Well, that was certainly interesting. Then later on it occurred to me that there's another picture that flashes through my mind from time to time when I think about a particular subject that always depresses me. And I realized that that picture is also somewhat small and dark. So I tried making it brighter and larger and all of a sudden it wasn't depressing any more. In fact, that picture has been associated for me with a feeling and a verbal thought something like ``I'm never going to be able to have that.'' And when I made the picture large and bright there wasn't really any explicit internal verbalization, but the feeling was something like ``Actually, I do know what that experience is like and I have actually had it from time to time and the reality of it is that it's not such a big deal.''
People are very different, so my experience may or may not be useful to someone else. I find that I can usually visualize more easily with my eyes open than closed. (For people who are good at visualizing it's usually the opposite.) And for me, trying hard really gets in the way. If you say to me ``Think of a time when you were really happy'' my mind will almost certainly go blank. It works much better if you ask me ``What's a time when you were really happy?'' or ``Have you ever been really happy in your life?'' (And since I'm a natural counter-exampler, what works best of all with me is to say something like ``Maybe you've never had the experience of being really happy.'')

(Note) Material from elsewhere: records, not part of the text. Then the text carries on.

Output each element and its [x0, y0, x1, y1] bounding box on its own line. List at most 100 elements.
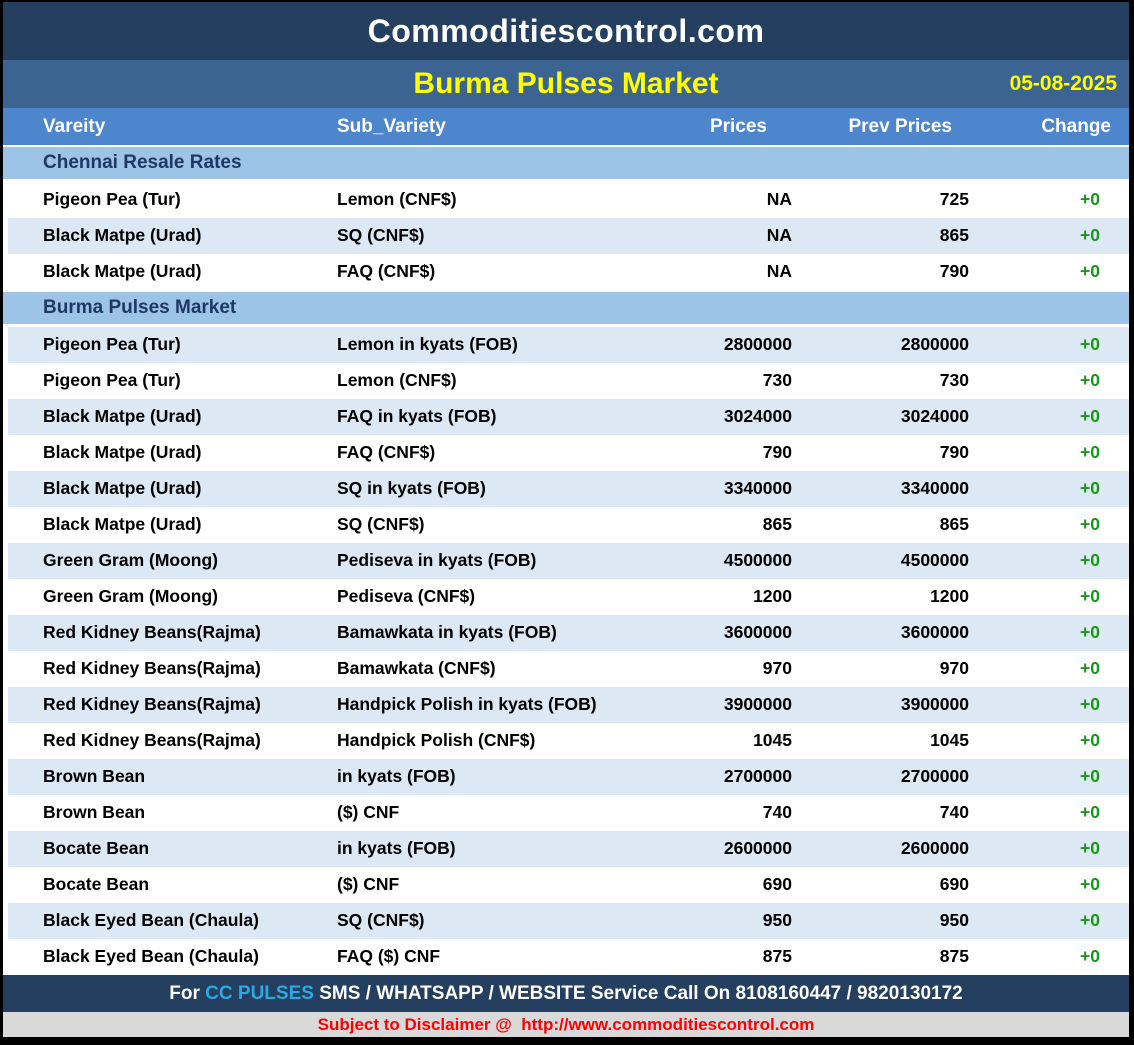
- cc-pulses-brand: CC PULSES: [205, 983, 314, 1005]
- cell-price: 740: [600, 795, 793, 831]
- cell-change: +0: [970, 254, 1129, 290]
- table-row: Red Kidney Beans(Rajma) Handpick Polish …: [3, 687, 1129, 723]
- cell-price: NA: [600, 182, 793, 218]
- cell-change: +0: [970, 867, 1129, 903]
- disclaimer-link[interactable]: http://www.commoditiescontrol.com: [521, 1015, 814, 1035]
- cell-prev-price: 1045: [793, 723, 970, 759]
- cell-sub-variety: FAQ (CNF$): [337, 435, 600, 471]
- cell-variety: Red Kidney Beans(Rajma): [3, 723, 337, 759]
- cell-change: +0: [970, 831, 1129, 867]
- table-row: Black Eyed Bean (Chaula) FAQ ($) CNF 875…: [3, 939, 1129, 975]
- cell-price: 3900000: [600, 687, 793, 723]
- cell-prev-price: 1200: [793, 579, 970, 615]
- table-row: Black Matpe (Urad) SQ (CNF$) NA 865 +0: [3, 218, 1129, 254]
- cell-price: 1045: [600, 723, 793, 759]
- section-title: Chennai Resale Rates: [3, 152, 242, 174]
- cell-prev-price: 790: [793, 435, 970, 471]
- table-row: Bocate Bean ($) CNF 690 690 +0: [3, 867, 1129, 903]
- cell-prev-price: 3600000: [793, 615, 970, 651]
- table-row: Red Kidney Beans(Rajma) Bamawkata in kya…: [3, 615, 1129, 651]
- table-row: Green Gram (Moong) Pediseva (CNF$) 1200 …: [3, 579, 1129, 615]
- cell-change: +0: [970, 363, 1129, 399]
- cell-prev-price: 2700000: [793, 759, 970, 795]
- cell-variety: Black Eyed Bean (Chaula): [3, 903, 337, 939]
- cell-prev-price: 3024000: [793, 399, 970, 435]
- cell-price: 4500000: [600, 543, 793, 579]
- cell-variety: Brown Bean: [3, 795, 337, 831]
- cell-variety: Bocate Bean: [3, 867, 337, 903]
- table-row: Bocate Bean in kyats (FOB) 2600000 26000…: [3, 831, 1129, 867]
- cell-prev-price: 950: [793, 903, 970, 939]
- table-row: Pigeon Pea (Tur) Lemon in kyats (FOB) 28…: [3, 327, 1129, 363]
- cell-variety: Black Matpe (Urad): [3, 435, 337, 471]
- cell-prev-price: 3340000: [793, 471, 970, 507]
- cell-sub-variety: SQ (CNF$): [337, 507, 600, 543]
- cell-prev-price: 2600000: [793, 831, 970, 867]
- section-title: Burma Pulses Market: [3, 297, 236, 319]
- table-body: Chennai Resale Rates Pigeon Pea (Tur) Le…: [3, 145, 1129, 975]
- service-text-prefix: For: [169, 983, 205, 1005]
- cell-sub-variety: Bamawkata (CNF$): [337, 651, 600, 687]
- service-footer-bar: For CC PULSES SMS / WHATSAPP / WEBSITE S…: [3, 975, 1129, 1012]
- column-header-prev-prices: Prev Prices: [793, 108, 970, 145]
- cell-sub-variety: FAQ (CNF$): [337, 254, 600, 290]
- cell-price: 3024000: [600, 399, 793, 435]
- table-row: Red Kidney Beans(Rajma) Handpick Polish …: [3, 723, 1129, 759]
- table-row: Black Matpe (Urad) FAQ (CNF$) NA 790 +0: [3, 254, 1129, 290]
- cell-variety: Red Kidney Beans(Rajma): [3, 687, 337, 723]
- cell-price: 875: [600, 939, 793, 975]
- cell-price: 950: [600, 903, 793, 939]
- page-root: Commoditiescontrol.com Burma Pulses Mark…: [0, 0, 1134, 1045]
- cell-sub-variety: Lemon in kyats (FOB): [337, 327, 600, 363]
- top-header-bar: Commoditiescontrol.com: [3, 2, 1129, 60]
- cell-sub-variety: Lemon (CNF$): [337, 182, 600, 218]
- site-title: Commoditiescontrol.com: [368, 13, 765, 50]
- cell-variety: Pigeon Pea (Tur): [3, 363, 337, 399]
- cell-change: +0: [970, 795, 1129, 831]
- cell-prev-price: 2800000: [793, 327, 970, 363]
- cell-price: 970: [600, 651, 793, 687]
- cell-variety: Black Eyed Bean (Chaula): [3, 939, 337, 975]
- cell-sub-variety: SQ (CNF$): [337, 903, 600, 939]
- cell-prev-price: 865: [793, 218, 970, 254]
- cell-variety: Black Matpe (Urad): [3, 399, 337, 435]
- cell-price: 730: [600, 363, 793, 399]
- cell-price: 2700000: [600, 759, 793, 795]
- cell-price: 3600000: [600, 615, 793, 651]
- table-row: Black Matpe (Urad) FAQ (CNF$) 790 790 +0: [3, 435, 1129, 471]
- cell-price: 865: [600, 507, 793, 543]
- cell-change: +0: [970, 543, 1129, 579]
- cell-change: +0: [970, 723, 1129, 759]
- cell-change: +0: [970, 615, 1129, 651]
- cell-prev-price: 875: [793, 939, 970, 975]
- cell-change: +0: [970, 939, 1129, 975]
- cell-change: +0: [970, 903, 1129, 939]
- cell-sub-variety: Pediseva in kyats (FOB): [337, 543, 600, 579]
- report-date: 05-08-2025: [1010, 60, 1117, 108]
- cell-price: 790: [600, 435, 793, 471]
- cell-prev-price: 725: [793, 182, 970, 218]
- cell-price: 2600000: [600, 831, 793, 867]
- cell-variety: Black Matpe (Urad): [3, 254, 337, 290]
- table-row: Red Kidney Beans(Rajma) Bamawkata (CNF$)…: [3, 651, 1129, 687]
- table-row: Brown Bean in kyats (FOB) 2700000 270000…: [3, 759, 1129, 795]
- cell-price: 2800000: [600, 327, 793, 363]
- cell-sub-variety: Pediseva (CNF$): [337, 579, 600, 615]
- cell-sub-variety: Bamawkata in kyats (FOB): [337, 615, 600, 651]
- cell-prev-price: 740: [793, 795, 970, 831]
- cell-sub-variety: ($) CNF: [337, 867, 600, 903]
- column-header-change: Change: [970, 108, 1129, 145]
- cell-variety: Red Kidney Beans(Rajma): [3, 615, 337, 651]
- disclaimer-text: Subject to Disclaimer @: [318, 1015, 522, 1035]
- cell-price: 690: [600, 867, 793, 903]
- table-row: Brown Bean ($) CNF 740 740 +0: [3, 795, 1129, 831]
- cell-change: +0: [970, 651, 1129, 687]
- cell-change: +0: [970, 399, 1129, 435]
- table-row: Black Eyed Bean (Chaula) SQ (CNF$) 950 9…: [3, 903, 1129, 939]
- cell-sub-variety: ($) CNF: [337, 795, 600, 831]
- cell-change: +0: [970, 507, 1129, 543]
- section-header-row: Chennai Resale Rates: [3, 145, 1129, 182]
- cell-variety: Black Matpe (Urad): [3, 471, 337, 507]
- cell-sub-variety: FAQ ($) CNF: [337, 939, 600, 975]
- cell-variety: Black Matpe (Urad): [3, 507, 337, 543]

Another thing that I think frequently has gone wrong with my visualizations is that I just didn't find the ``right'' image -- the one that has real impact. For instance, in the motivation strategy one is supposed to visualize what it will look like when the task in question has been completed. Eight years ago, when I went through this during my basic Practitioner Training, I tried to do this for the task of making up an exam. But when I tried to visualize the completed exam I got hung up because I couldn't know what the exam would look like until I actually had it made up. Then the people working with me had me imagine myself in the classroom passing the exam out. But the exercise really didn't seem to have much impact on me, as far as I could tell then.
At least a year later, I had just finished typing up an exam and I laid the typed copy on my desk and looked at it with a feeling of satisfaction and relief that it was finally done. And then I realized: Bingo! That was the image I needed for my motivation strategy: the image of the exam typed up and lying on my desk ready to be run off. And I was looking at the exam from just far enough away that I didn't need to see the individual questions.
In the training last summer we went through an exercise that approached motivation in a different way. I imagined myself in a situation in which I am very unmotivated, namely making phone calls to get information from people. Then I imagined myself about to grade a set of exams, which is something I don't procrastinate about even though I don't like it. And what I realized was that in the first case, my gaze was wandering all around my apartment, whereas in the second case my focus zeroed right in on the stack of exams and stayed there. I can't report yet on whether I can successfully use that idea to stop procrastinating about things.
Later on this summer when we learned the Forgiveness Pattern, I had no sense of any distinction of size or brightness between remembering a person I had been able to forgive and one I was not able to forgive. But what struck me was that when I thought of the person I could not forgive I had an image of her face, whereas the image of the other person was full body and farther away from me. Changing this (plus the other steps in the pattern) seemed to work to enable me to forgive the person I wanted to.
So if you can't see submodality distinctions, one possibility is that you're just looking for the wrong ones. Even if you can't really ``see'' your pictures, I think if you start recalling a lot of different situations that you have contrasting feelings about, you'll eventually notice some pattern in the quality of those vaguely sensed images.